读入dataset,做一些统计工作,如下,
# 1. 统计一共有多少GM,以及是谁
print(f"1. 一共有 " + str(df.player_name.nunique()) +" 位GM,分别是:")
print(df.player_name.unique())
# 2. 统计每个GM下了多少盘棋
print("\n2. 每个GM下了多少盘棋(取top10):")
print(df.player_name.value_counts().head(10))
# 3. 平均每年每个GM下几盘棋
df['Date'] = pd.to_datetime(df['Date'])
df['Year'] = df['Date'].dt.year
average_games_per_year = df.groupby(['player_name', 'Year']).size().groupby('player_name').mean().round(0).astype(int)
# 取前十名
top_10_gms_average_games = average_games_per_year.groupby('player_name').mean().sort_values(ascending=False).head(10)
print("\n3. 平均每年每个GM下几盘棋(取top10):")
print(top_10_gms_average_games)
# 4. 计算2021年谁的胜率最高,需要至少达到超过全年所有棋手平均下棋局数
# 提取关键字段
df_2021 = df[['player', 'White', 'Black', 'Result', 'Date']]
df_2021['Date'] = pd.to_datetime(df_2021['Date'])
df_2021['Year'] = df_2021['Date'].dt.year
# 计算2021年所有棋手下的总局数
games_in_2021 = df[df['Year'] == 2021]
total_games_by_player = pd.concat([games_in_2021['player'], games_in_2021['White'], games_in_2021['Black']]).value_counts()
# 计算全年平均下棋局数
average_games_per_player = total_games_by_player.mean()
# 过滤出下棋局数超过平均值的棋手
qualified_players = total_games_by_player[total_games_by_player > average_games_per_player].index
# 筛选出符合条件的对局
qualified_games = games_in_2021[games_in_2021['player'].isin(qualified_players)]
# 计算每个棋手的胜利次数和总局数
player_stats = pd.DataFrame()
for player in qualified_players:
wins_as_white = qualified_games[(qualified_games['Result'] == '1-0') & ((qualified_games['White'] == player) | (qualified_games['Black'] == player))]
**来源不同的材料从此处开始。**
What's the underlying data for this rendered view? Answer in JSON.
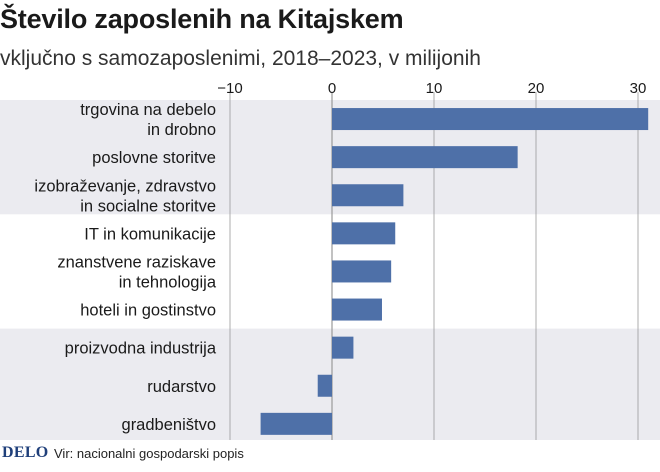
{
  "title": "Število zaposlenih na Kitajskem",
  "subtitle": "vključno s samozaposlenimi, 2018–2023, v milijonih",
  "footer": {
    "logo": "DELO",
    "source": "Vir: nacionalni gospodarski popis"
  },
  "colors": {
    "bar": "#4e70a8",
    "band": "#ebebf0",
    "gridline": "#9a9a9a",
    "text": "#1a1a1a"
  },
  "chart_data": {
    "type": "bar",
    "orientation": "horizontal",
    "xlim": [
      -10,
      31
    ],
    "xticks": [
      -10,
      0,
      10,
      20,
      30
    ],
    "categories": [
      [
        "trgovina na debelo",
        "in drobno"
      ],
      [
        "poslovne storitve"
      ],
      [
        "izobraževanje, zdravstvo",
        "in socialne storitve"
      ],
      [
        "IT in komunikacije"
      ],
      [
        "znanstvene raziskave",
        "in tehnologija"
      ],
      [
        "hoteli in gostinstvo"
      ],
      [
        "proizvodna industrija"
      ],
      [
        "rudarstvo"
      ],
      [
        "gradbeništvo"
      ]
    ],
    "values": [
      31,
      18.2,
      7,
      6.2,
      5.8,
      4.9,
      2.1,
      -1.4,
      -7
    ],
    "groups": [
      {
        "shaded": true,
        "count": 3
      },
      {
        "shaded": false,
        "count": 3
      },
      {
        "shaded": true,
        "count": 3
      }
    ],
    "grid": true,
    "legend": "none"
  }
}
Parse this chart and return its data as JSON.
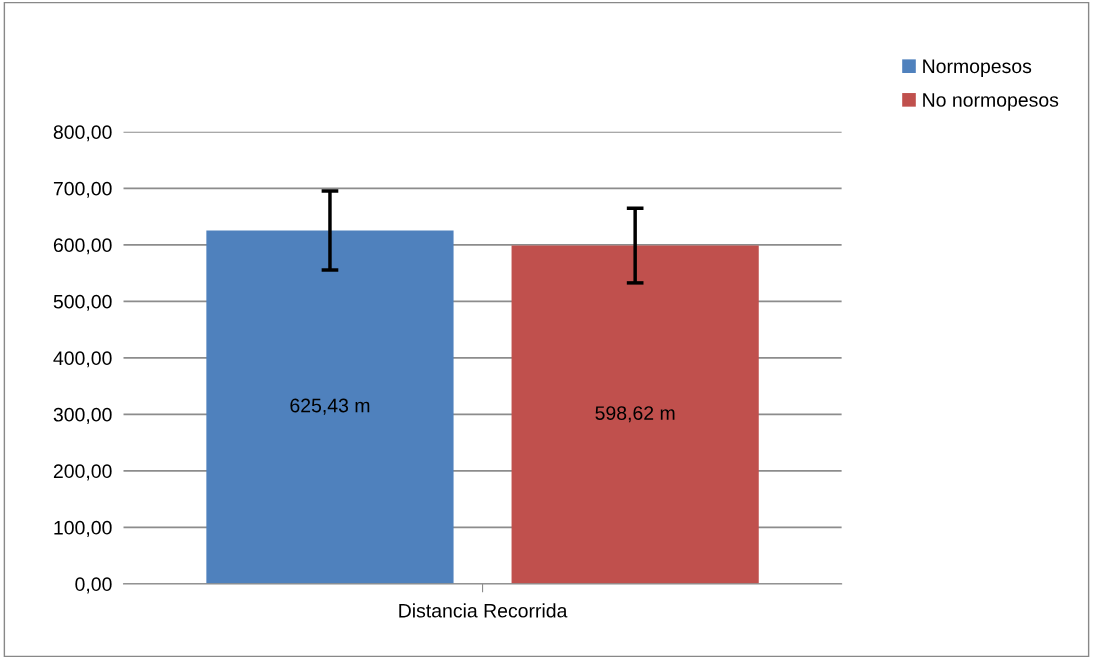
{
  "chart_data": {
    "type": "bar",
    "categories": [
      "Distancia Recorrida"
    ],
    "series": [
      {
        "name": "Normopesos",
        "color": "#4f81bd",
        "values": [
          625.43
        ],
        "errors": [
          70
        ],
        "value_labels": [
          "625,43 m"
        ]
      },
      {
        "name": "No normopesos",
        "color": "#c0504d",
        "values": [
          598.62
        ],
        "errors": [
          66
        ],
        "value_labels": [
          "598,62 m"
        ]
      }
    ],
    "ylim": [
      0,
      800
    ],
    "yticks": [
      {
        "value": 0,
        "label": "0,00"
      },
      {
        "value": 100,
        "label": "100,00"
      },
      {
        "value": 200,
        "label": "200,00"
      },
      {
        "value": 300,
        "label": "300,00"
      },
      {
        "value": 400,
        "label": "400,00"
      },
      {
        "value": 500,
        "label": "500,00"
      },
      {
        "value": 600,
        "label": "600,00"
      },
      {
        "value": 700,
        "label": "700,00"
      },
      {
        "value": 800,
        "label": "800,00"
      }
    ],
    "grid": "y",
    "legend": "top right"
  }
}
wins_as_black = qualified_games[(qualified_games['Result'] == '0-1') & ((qualified_games['White'] == player) | (qualified_games['Black'] == player))]
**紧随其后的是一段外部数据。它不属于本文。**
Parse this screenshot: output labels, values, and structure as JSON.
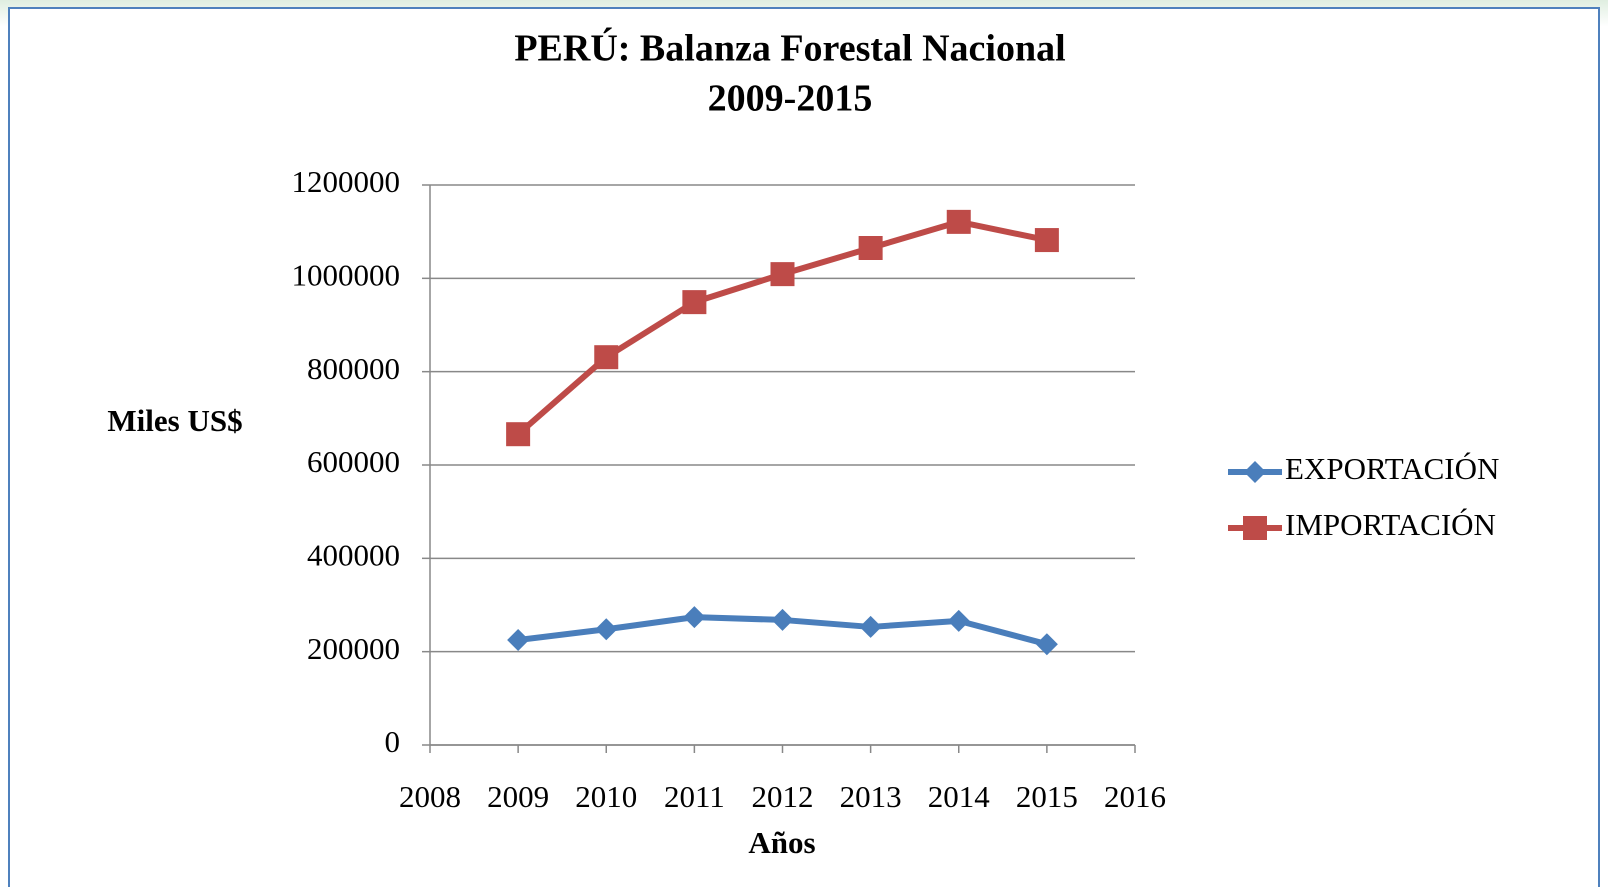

total_games = qualified_games[(qualified_games['White'] == player) | (qualified_games['Black'] == player)]
player_stats = pd.concat([player_stats, pd.DataFrame({
'player': [player],
'total_wins': [len(wins_as_white) + len(wins_as_black)],
'total_games': [len(total_games)]
})])
# 计算胜率
player_stats['win_percentage'] = player_stats['total_wins'] / player_stats['total_games']
# 选择在2021年下棋局数超过平均值的棋手中胜率最高的
highest_win_percentage_player = player_stats.nlargest(1, 'win_percentage')
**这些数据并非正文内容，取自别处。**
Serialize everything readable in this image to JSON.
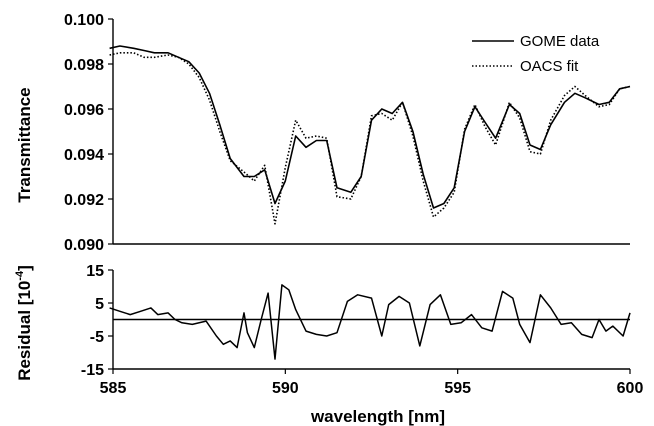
{
  "chart_data": [
    {
      "type": "line",
      "ylabel": "Transmittance",
      "xlim": [
        585,
        600
      ],
      "ylim": [
        0.09,
        0.1
      ],
      "yticks": [
        "0.090",
        "0.092",
        "0.094",
        "0.096",
        "0.098",
        "0.100"
      ],
      "legend_position": "top-right",
      "grid": false,
      "series": [
        {
          "name": "GOME data",
          "style": "solid",
          "color": "#000000",
          "x": [
            584.9,
            585.2,
            585.6,
            585.9,
            586.2,
            586.6,
            586.9,
            587.2,
            587.5,
            587.8,
            588.1,
            588.4,
            588.8,
            589.1,
            589.4,
            589.7,
            590.0,
            590.3,
            590.6,
            590.9,
            591.2,
            591.5,
            591.9,
            592.2,
            592.5,
            592.8,
            593.1,
            593.4,
            593.7,
            594.0,
            594.3,
            594.6,
            594.9,
            595.2,
            595.5,
            595.8,
            596.1,
            596.5,
            596.8,
            597.1,
            597.4,
            597.7,
            598.1,
            598.4,
            598.7,
            599.1,
            599.4,
            599.7,
            600.0
          ],
          "y": [
            0.0987,
            0.0988,
            0.0987,
            0.0986,
            0.0985,
            0.0985,
            0.0983,
            0.0981,
            0.0976,
            0.0967,
            0.0953,
            0.0938,
            0.093,
            0.093,
            0.0933,
            0.0918,
            0.0928,
            0.0948,
            0.0943,
            0.0946,
            0.0946,
            0.0925,
            0.0923,
            0.093,
            0.0955,
            0.096,
            0.0958,
            0.0963,
            0.095,
            0.0931,
            0.0916,
            0.0918,
            0.0925,
            0.095,
            0.0961,
            0.0954,
            0.0947,
            0.0962,
            0.0958,
            0.0944,
            0.0942,
            0.0953,
            0.0963,
            0.0967,
            0.0965,
            0.0962,
            0.0963,
            0.0969,
            0.097
          ]
        },
        {
          "name": "OACS fit",
          "style": "dotted",
          "color": "#000000",
          "x": [
            584.9,
            585.2,
            585.6,
            585.9,
            586.2,
            586.6,
            586.9,
            587.2,
            587.5,
            587.8,
            588.1,
            588.4,
            588.8,
            589.1,
            589.4,
            589.7,
            590.0,
            590.3,
            590.6,
            590.9,
            591.2,
            591.5,
            591.9,
            592.2,
            592.5,
            592.8,
            593.1,
            593.4,
            593.7,
            594.0,
            594.3,
            594.6,
            594.9,
            595.2,
            595.5,
            595.8,
            596.1,
            596.5,
            596.8,
            597.1,
            597.4,
            597.7,
            598.1,
            598.4,
            598.7,
            599.1,
            599.4,
            599.7,
            600.0
          ],
          "y": [
            0.0984,
            0.0985,
            0.0985,
            0.0983,
            0.0983,
            0.0984,
            0.0983,
            0.098,
            0.0974,
            0.0964,
            0.095,
            0.0937,
            0.0932,
            0.0928,
            0.0935,
            0.0909,
            0.0934,
            0.0955,
            0.0947,
            0.0948,
            0.0947,
            0.0921,
            0.092,
            0.093,
            0.0957,
            0.0958,
            0.0955,
            0.0963,
            0.0948,
            0.0928,
            0.0912,
            0.0916,
            0.0923,
            0.0951,
            0.0962,
            0.0952,
            0.0944,
            0.0963,
            0.0956,
            0.0941,
            0.094,
            0.0955,
            0.0966,
            0.097,
            0.0966,
            0.0961,
            0.0962,
            0.0969,
            0.097
          ]
        }
      ]
    },
    {
      "type": "line",
      "xlabel": "wavelength [nm]",
      "ylabel_base": "Residual [10",
      "ylabel_exponent": "-4",
      "ylabel_close": "]",
      "xlim": [
        585,
        600
      ],
      "ylim": [
        -15,
        15
      ],
      "xticks": [
        "585",
        "590",
        "595",
        "600"
      ],
      "yticks": [
        "-15",
        "-5",
        "5",
        "15"
      ],
      "grid": false,
      "zero_line": 0,
      "series": [
        {
          "style": "solid",
          "color": "#000000",
          "x": [
            584.9,
            585.2,
            585.5,
            585.8,
            586.1,
            586.3,
            586.6,
            586.8,
            587.0,
            587.3,
            587.7,
            588.0,
            588.2,
            588.4,
            588.6,
            588.8,
            588.9,
            589.1,
            589.3,
            589.5,
            589.7,
            589.9,
            590.1,
            590.3,
            590.6,
            590.9,
            591.2,
            591.5,
            591.8,
            592.1,
            592.5,
            592.8,
            593.0,
            593.3,
            593.6,
            593.9,
            594.2,
            594.5,
            594.8,
            595.1,
            595.4,
            595.7,
            596.0,
            596.3,
            596.6,
            596.8,
            597.1,
            597.4,
            597.7,
            598.0,
            598.3,
            598.6,
            598.9,
            599.1,
            599.3,
            599.5,
            599.8,
            600.0
          ],
          "y": [
            3.5,
            2.5,
            1.5,
            2.5,
            3.5,
            1.5,
            2,
            0,
            -1,
            -1.5,
            -0.5,
            -5,
            -7.5,
            -6.5,
            -8.5,
            2,
            -4,
            -8.5,
            0,
            8,
            -12,
            10.5,
            9,
            3,
            -3.5,
            -4.5,
            -5,
            -4,
            5.5,
            7.5,
            6.5,
            -5,
            4.5,
            7,
            5,
            -8,
            4.5,
            7.5,
            -1.5,
            -1,
            1.5,
            -2.5,
            -3.5,
            8.5,
            6.5,
            -1.5,
            -7,
            7.5,
            3.5,
            -1.5,
            -1,
            -4.5,
            -5.5,
            0,
            -3.5,
            -2,
            -5,
            2
          ]
        }
      ]
    }
  ]
}
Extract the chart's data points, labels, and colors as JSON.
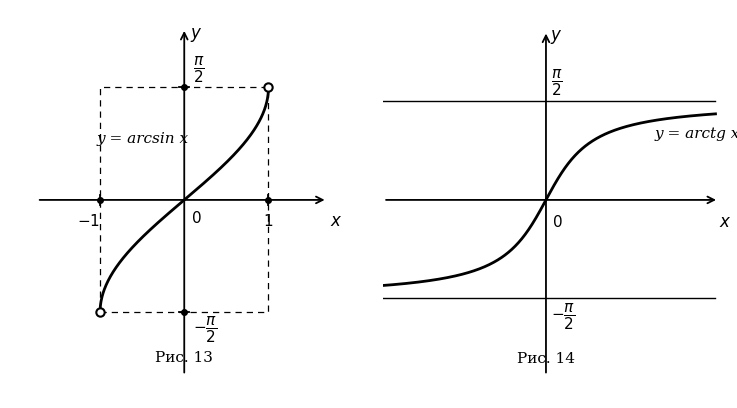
{
  "fig_width": 7.37,
  "fig_height": 4.08,
  "dpi": 100,
  "bg_color": "#ffffff",
  "curve_color": "#000000",
  "curve_lw": 2.0,
  "axis_color": "#000000",
  "axis_lw": 1.3,
  "dashed_color": "#000000",
  "dashed_lw": 0.9,
  "dot_size": 4,
  "open_circle_size": 5,
  "caption1": "Рис. 13",
  "caption2": "Рис. 14",
  "label_arcsin": "y = arcsin x",
  "label_arctg": "y = arctg x"
}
print("\n4. 2021年胜率最高且下棋局数超过全年平均的玩家:")
print(highest_win_percentage_player[['player', 'win_percentage', 'total_games']])
# 5. 总体看,执白胜率高还是执黑胜率高
# 创建一个新列 'player_color' 表示每个玩家在比赛中是执白还是执黑
df['player_color'] = df.apply(lambda row: 'White' if row['player'] == row['White'] else 'Black', axis=1)
# 创建一个新列 'player_result' 表示每个玩家在比赛中的结果(胜负关系)
df['player_result'] = df.apply(lambda row: 1 if (((row['player'] == row['White']) & (row['Result'] == '1-0')) |
((row['player'] == row['Black']) & (row['Result'] == '0-1'))) else 0, axis=1)
# 计算总体执白和执黑的比赛次数和胜率
overall_stats = df.groupby('player_color').agg(total_games=('Result', 'count'), total_wins=('player_result', 'sum'))
# 计算总体胜率
overall_stats['win_percentage'] = overall_stats['total_wins'] / overall_stats['total_games']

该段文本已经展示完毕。